By Matt Semansky
The Shotgun Fund, a private equity firm targeting business relationships that have gone sour, kicks off its year-long “I Hate My Partner” marketing campaign today with a street-level initiative in Toronto.
Workers in the city’s downtown core will encounter street teams selling dead flowers and handing out nasty Valentine’s Day cards that people can give to hated business partners.
“We just wanted to do something different,” says Jim Ambrose, a partner in the Shotgun Fund, which is managed by Toronto-based private investment firm Argosy Partners. “We wanted to do a play on Valentine’s Day, when people usually focus on the positive side of relationships, because our company focuses more on the negative side of business relationships.”
The Shotgun Fund, established in 2000, helps business owners exercise “shotgun clauses”—agreements that allow one partner to buy out another—by providing the capital to assist a buyout. The Shotgun Fund then stays with the client company for a minimum of five years as a silent partner.

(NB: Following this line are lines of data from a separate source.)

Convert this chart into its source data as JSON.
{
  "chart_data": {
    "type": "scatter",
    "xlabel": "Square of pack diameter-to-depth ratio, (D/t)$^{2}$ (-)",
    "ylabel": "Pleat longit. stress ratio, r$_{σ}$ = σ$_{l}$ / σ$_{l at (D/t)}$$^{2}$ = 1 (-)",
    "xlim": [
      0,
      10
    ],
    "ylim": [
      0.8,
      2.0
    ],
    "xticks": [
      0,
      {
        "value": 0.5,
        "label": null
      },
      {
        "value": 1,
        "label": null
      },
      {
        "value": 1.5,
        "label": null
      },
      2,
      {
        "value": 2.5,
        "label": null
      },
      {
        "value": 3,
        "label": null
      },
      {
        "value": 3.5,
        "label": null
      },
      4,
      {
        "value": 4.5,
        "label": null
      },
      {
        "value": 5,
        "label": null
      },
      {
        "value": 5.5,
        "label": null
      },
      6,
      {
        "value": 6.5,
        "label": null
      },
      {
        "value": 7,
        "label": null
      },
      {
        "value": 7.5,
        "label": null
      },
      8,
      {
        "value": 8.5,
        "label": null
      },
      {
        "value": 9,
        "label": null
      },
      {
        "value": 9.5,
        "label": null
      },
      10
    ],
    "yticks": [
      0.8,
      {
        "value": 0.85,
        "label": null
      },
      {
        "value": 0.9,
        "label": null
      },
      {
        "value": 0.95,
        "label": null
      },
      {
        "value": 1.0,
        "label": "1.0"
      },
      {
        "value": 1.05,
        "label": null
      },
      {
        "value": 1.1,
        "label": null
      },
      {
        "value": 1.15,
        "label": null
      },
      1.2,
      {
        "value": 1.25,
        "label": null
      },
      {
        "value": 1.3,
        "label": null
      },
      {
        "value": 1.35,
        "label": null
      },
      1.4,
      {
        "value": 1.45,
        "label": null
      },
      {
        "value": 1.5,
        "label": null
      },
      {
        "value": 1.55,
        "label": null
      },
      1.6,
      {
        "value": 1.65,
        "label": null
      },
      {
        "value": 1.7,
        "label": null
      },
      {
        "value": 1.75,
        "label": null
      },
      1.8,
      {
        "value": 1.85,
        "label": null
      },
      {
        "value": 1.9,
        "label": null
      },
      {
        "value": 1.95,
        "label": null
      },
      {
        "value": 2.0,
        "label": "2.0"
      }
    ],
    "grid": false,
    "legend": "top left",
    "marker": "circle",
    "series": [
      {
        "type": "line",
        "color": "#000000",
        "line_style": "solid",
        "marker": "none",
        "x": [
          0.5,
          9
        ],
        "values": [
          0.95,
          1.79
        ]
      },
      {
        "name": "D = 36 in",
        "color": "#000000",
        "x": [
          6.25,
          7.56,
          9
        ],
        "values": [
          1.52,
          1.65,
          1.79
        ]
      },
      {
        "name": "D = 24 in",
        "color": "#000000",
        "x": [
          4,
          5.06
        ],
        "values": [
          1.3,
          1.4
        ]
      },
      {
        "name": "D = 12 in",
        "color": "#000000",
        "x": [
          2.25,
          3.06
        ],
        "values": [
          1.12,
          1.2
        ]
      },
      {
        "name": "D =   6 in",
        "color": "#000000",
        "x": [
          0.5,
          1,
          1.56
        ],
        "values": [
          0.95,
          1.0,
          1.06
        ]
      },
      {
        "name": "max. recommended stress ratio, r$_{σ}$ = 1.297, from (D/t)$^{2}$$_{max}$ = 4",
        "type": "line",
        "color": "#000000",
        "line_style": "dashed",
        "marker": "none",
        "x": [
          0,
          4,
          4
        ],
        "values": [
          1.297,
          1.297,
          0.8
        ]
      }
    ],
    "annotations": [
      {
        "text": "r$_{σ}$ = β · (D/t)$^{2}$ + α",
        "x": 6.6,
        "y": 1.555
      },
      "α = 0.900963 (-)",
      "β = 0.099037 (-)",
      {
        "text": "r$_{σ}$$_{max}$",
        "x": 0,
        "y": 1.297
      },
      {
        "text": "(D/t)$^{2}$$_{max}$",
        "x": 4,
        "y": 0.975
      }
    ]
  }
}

Ambrose says the Shotgun Fund wants to increase awareness among a wider range of businesspeople. “We advertise regularly to lawyers and accountants and we want to broaden our base,” he says.

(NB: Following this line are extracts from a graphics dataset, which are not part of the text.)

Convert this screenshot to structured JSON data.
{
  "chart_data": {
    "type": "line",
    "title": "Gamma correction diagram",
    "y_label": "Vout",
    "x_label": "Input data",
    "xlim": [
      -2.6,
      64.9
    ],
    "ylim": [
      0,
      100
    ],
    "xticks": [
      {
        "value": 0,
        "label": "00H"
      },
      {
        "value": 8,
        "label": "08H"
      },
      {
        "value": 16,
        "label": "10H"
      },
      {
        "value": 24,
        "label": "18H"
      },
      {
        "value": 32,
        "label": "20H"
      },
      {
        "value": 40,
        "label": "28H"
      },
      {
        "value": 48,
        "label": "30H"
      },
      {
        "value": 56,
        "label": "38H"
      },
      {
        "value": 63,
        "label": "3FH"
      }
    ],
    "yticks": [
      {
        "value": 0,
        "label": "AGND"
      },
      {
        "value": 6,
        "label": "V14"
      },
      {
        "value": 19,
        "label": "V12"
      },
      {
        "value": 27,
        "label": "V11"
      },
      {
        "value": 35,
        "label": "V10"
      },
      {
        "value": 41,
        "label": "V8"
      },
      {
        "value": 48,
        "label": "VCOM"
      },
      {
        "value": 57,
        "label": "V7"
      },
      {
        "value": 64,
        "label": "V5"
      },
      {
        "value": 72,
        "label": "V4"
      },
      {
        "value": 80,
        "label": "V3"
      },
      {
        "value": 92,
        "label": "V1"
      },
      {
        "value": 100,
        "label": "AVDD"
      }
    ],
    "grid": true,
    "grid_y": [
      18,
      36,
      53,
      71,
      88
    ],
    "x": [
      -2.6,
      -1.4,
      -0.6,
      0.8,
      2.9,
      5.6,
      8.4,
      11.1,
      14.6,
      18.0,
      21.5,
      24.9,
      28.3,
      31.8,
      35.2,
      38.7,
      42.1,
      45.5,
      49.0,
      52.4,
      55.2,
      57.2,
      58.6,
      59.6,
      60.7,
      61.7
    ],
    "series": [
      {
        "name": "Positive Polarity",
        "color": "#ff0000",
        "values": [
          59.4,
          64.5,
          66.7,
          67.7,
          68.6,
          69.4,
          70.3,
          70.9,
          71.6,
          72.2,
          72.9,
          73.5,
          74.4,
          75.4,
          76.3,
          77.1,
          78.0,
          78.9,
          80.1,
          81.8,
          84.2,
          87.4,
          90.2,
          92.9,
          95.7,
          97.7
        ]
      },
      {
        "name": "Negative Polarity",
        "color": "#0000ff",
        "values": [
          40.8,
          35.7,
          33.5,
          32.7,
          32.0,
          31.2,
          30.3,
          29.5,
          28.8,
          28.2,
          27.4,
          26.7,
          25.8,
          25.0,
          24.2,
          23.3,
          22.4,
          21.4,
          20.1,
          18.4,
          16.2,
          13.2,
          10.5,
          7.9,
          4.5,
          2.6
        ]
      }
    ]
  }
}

In addition to today’s cards-and-flowers initiative in Toronto, The Shotgun Fund has also produced three spots available on YouTube. The first spot shows a businessman sitting in a restaurant, waiting for his partner to return to the table. He grabs the absent partner’s steak and licks it before putting it back on the plate. In the second spot, the partner has returned and reveals himself as an annoying blowhard. The first businessman watches as the partner chokes on the steak and slumps over on the table.

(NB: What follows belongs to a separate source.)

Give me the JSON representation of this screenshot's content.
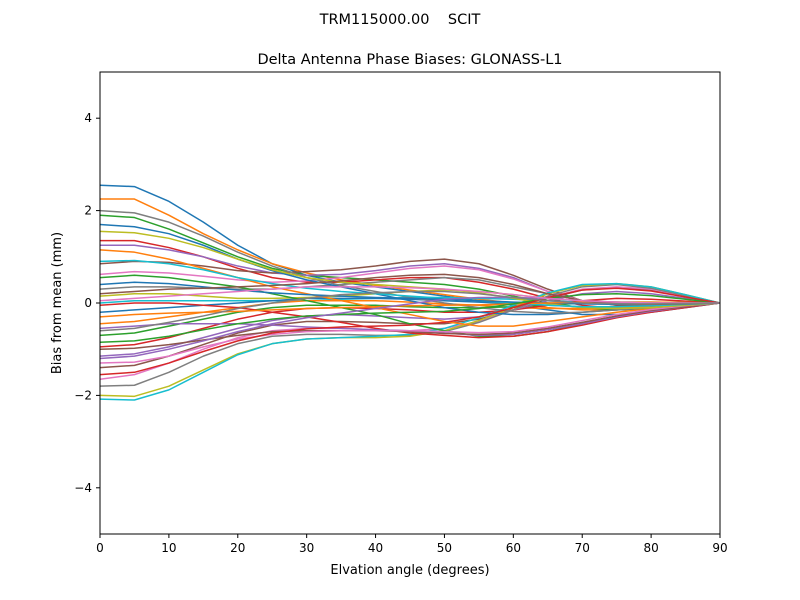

The final spot shows the blowhard in a coffin. His partner pokes him to ensure that he is dead, and smiles slightly.
A Post-It ad for the Shotgun Fund also appears in today’s Globe and Mail.
All creative executions of the campaign, which was designed by Toronto’s Dentsu, point to the Shotgun Fund’s ihatemypartner.com website. Visitors to the site can take a test to gauge their hatred of their business partner and determine whether they need the services of the Shotgun Fund.
Dentsu creative catalyst Glen Hunt says the emphasis on non-traditional marketing made sense for the launch of the campaign.
“We know these businesspeople and where they are, and this is how to reach them.”
He says a national campaign, which will include more mainstream media executions, will be unveiled later this year.